Mr Hsieh shook hands with other ministers before they resigned
Mr Hsieh, whose resignation was announced last week, warned President Chen Shui-bian over his China stance.
He said some of Mr Chen's hardline policies on China were not in tune with what Taiwanese people wanted.
Mr Chen is trying to revive his Democratic Progressive Party following a December election setback.
"It's only reasonable that policies should have the support of over 75% of the people," Mr Hsieh told ministers.
"I think there is possibly a considerable shortfall between our policy execution and actions, and the expectations of the people," he said.
Frank Hsieh stepped down last week, accepting blame for DPP's huge defeat in local government elections in December.
But he also acknowledged that he was leaving because of disagreements with Mr Chen over key policies - including the president's continued hard line on dealings with China.
After Mr Hsieh resigned, Mr Chen quickly appointed Su Tseng-chang, a former DPP chairman, to replace him.
Mr Su will be sworn in with his new cabinet on Wednesday. Under Taiwan's political system, the president appoints the premier, who then forms the cabinet.
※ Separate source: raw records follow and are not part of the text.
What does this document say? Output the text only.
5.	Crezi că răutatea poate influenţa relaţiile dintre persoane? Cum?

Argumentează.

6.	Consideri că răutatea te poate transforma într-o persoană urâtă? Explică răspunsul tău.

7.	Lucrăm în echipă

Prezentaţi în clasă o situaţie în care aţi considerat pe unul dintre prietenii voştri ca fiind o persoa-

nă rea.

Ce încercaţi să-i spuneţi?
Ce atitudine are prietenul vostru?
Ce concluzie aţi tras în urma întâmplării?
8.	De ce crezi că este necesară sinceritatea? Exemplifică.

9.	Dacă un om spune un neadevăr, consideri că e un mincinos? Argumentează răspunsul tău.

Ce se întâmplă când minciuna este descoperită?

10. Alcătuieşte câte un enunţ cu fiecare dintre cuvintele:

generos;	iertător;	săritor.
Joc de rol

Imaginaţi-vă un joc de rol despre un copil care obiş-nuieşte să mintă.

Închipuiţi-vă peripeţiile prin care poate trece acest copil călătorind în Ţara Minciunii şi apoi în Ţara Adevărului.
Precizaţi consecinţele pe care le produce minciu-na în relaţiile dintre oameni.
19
Analysts say Mr Chen is hoping that the new faces in office will boost support for the DPP ahead of the next presidential election in 2008.
The president has had a tough few months. As well as losing ground to the main opposition Kuomintang (KMT) party in local elections in December, the DPP has also been accused of corruption and has been ignored by the Chinese leadership, which has instead invited senior KMT figures to Beijing.
The two main parties in Taiwan have different strategies towards mainland China.
The DPP advocates a separate Taiwanese identity, while the KMT and its allies oppose Taiwan independence and favour closer ties with Beijing.
China regards Taiwan as a breakaway province which should be reunited with the mainland, by force if necessary.